Sen. Sheldon Whitehouse, (D-R.I.), a former federal prosecutor, also pointed to the infamous “Torture Memos” episode, in which Associate Deputy Attorney General David Margolis effectively exonerated two department attorneys flagged for misconduct from further punishment.
This need to protect the department as an institution leads to problems, as evidenced in the fallout from the Stevens case, the Senators said. That’s where Sen. Lisa Murkowski’s new legislation comes in.
The Alaska Republican, who is a family friend of the late Stevens, gave testimony to the committee on Wednesday, advocating for codifying evidence disclosure rules through legislation. The “Fairness in Disclosure of Evidence Act,” which currently has four co-sponsors, would more closely regulate discovery rules for federal prosecutors. The Justice Department has gone on record opposing legislating such discovery rules.

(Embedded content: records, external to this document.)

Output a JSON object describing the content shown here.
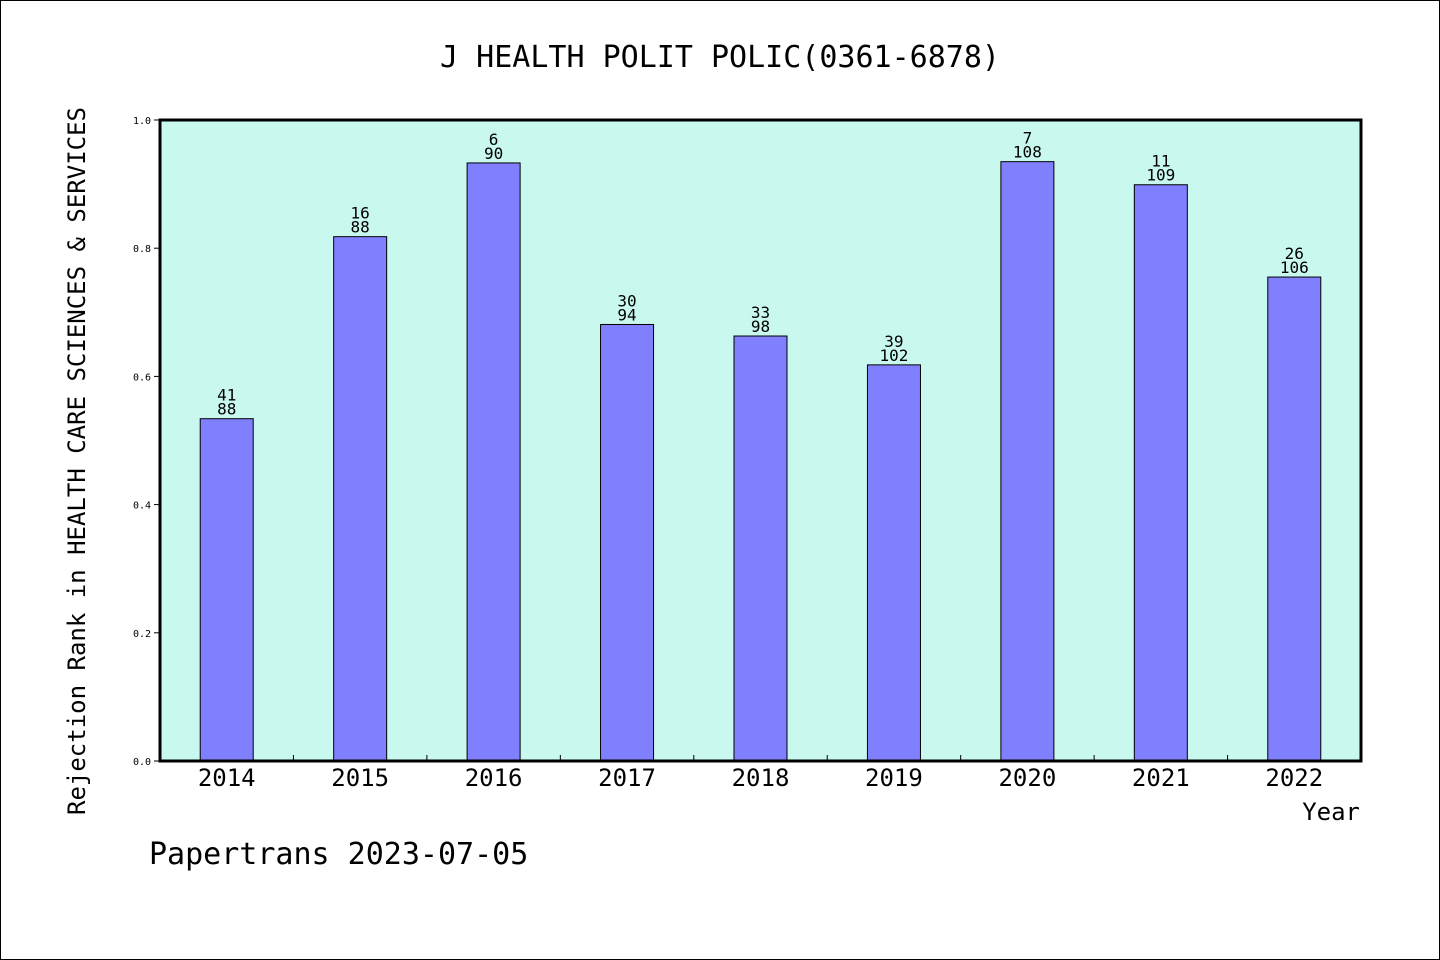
{
  "chart_data": {
    "type": "bar",
    "title": "J HEALTH POLIT POLIC(0361-6878)",
    "xlabel": "Year",
    "ylabel": "Rejection Rank in HEALTH CARE SCIENCES & SERVICES",
    "ylim": [
      0.0,
      1.0
    ],
    "yticks": [
      "0.0",
      "0.2",
      "0.4",
      "0.6",
      "0.8",
      "1.0"
    ],
    "categories": [
      "2014",
      "2015",
      "2016",
      "2017",
      "2018",
      "2019",
      "2020",
      "2021",
      "2022"
    ],
    "values": [
      0.534,
      0.818,
      0.933,
      0.681,
      0.663,
      0.618,
      0.935,
      0.899,
      0.755
    ],
    "labels_top": [
      "41",
      "16",
      "6",
      "30",
      "33",
      "39",
      "7",
      "11",
      "26"
    ],
    "labels_bottom": [
      "88",
      "88",
      "90",
      "94",
      "98",
      "102",
      "108",
      "109",
      "106"
    ],
    "colors": {
      "plot_background": "#c8f8ee",
      "bar_fill": "#8080ff",
      "bar_stroke": "#000000"
    }
  },
  "footer": "Papertrans 2023-07-05"
}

Murkowski, who did not take any questions from the committee, said the department’s unwillingness to take her efforts seriously suggests a “somewhat arrogant or dismissive approach.”
“I respectfully submit that Justice is in no position to be arrogant,” Murkowski said.
She said discovery obligations and rules should be predictable, and that’s what her bill aims to do. She said the department sometimes characterizes her bill as a mechanism to “open the jail house doors and… have the terrorists run free.” That’s not the case, she said.
The Stevens case, while a dark mark on the Justice Department, is also one to remember for ages because fewer prosecutions “cut as close to the relationship of the American people to the government as this one did.”
The committee’s chairman, Sen. Patrick Leahy (D-Vt.), a former prosecutor, said whatever steps needed to ensure this never happens again, “whether it’s a Ted Smith or a Ted Stevens,” need to be taken.
After the hearing, Murkowski told Main Justice she will continue to press the Justice Department.
“The people of Alaska are still stung by what happened,” she said. “This is a man who served them not only 40 years in the Senate but before that within our state government. They see a system that worked against a good man.”
She continued: “I can remember a conversation with Senator Stevens when he was going through this process and he said, ‘Don’t worry, the DOJ will do their job. They will find that there’s nothing there. They will find me innocent,’ ” she said. “And the DOJ didn’t mete out justice. Alaskans are still waiting for some real answers and we haven’t gotten them yet.”
Cole defended the Justice Department, saying the Stevens case, while regrettable, does not represent a “systemic problem.” He told the committee he did not believe the Stevens trial would have had a different outcome had Murkowski’s bill been in place. The problem was not that the rules were not in place, the problem is that the prosecutors did not follow the rules, he said.
He highlighted the steps the department has taken since the Stevens case to ensure federal prosecutors are well aware of their discovery obligations, including mandatory training and creating of discovery coordinators nationally and in U.S. Attorney’s offices. He also told the committee that there are a number of reporting procedures in place to notify OPR of potential discovery violations. In fact, the number of cases with discovery issues at trial is “infinitesimal,” he said.
A main concern, and major reason to oppose Murkowski’s legislation, is the potential harm it could bring to witnesses, Cole said. If witness names are handed over the the defense before trial, there are scores of instances in the past that show that the witnesses may be retaliated against — some even killed. He also said the implications for national security cases could be “devastating.”
Murkowski’s bill would “disturb a careful balance” already in place within the criminal justice system, Cole said.
– Main Justice reporter Matthew Volkov contributed to this report.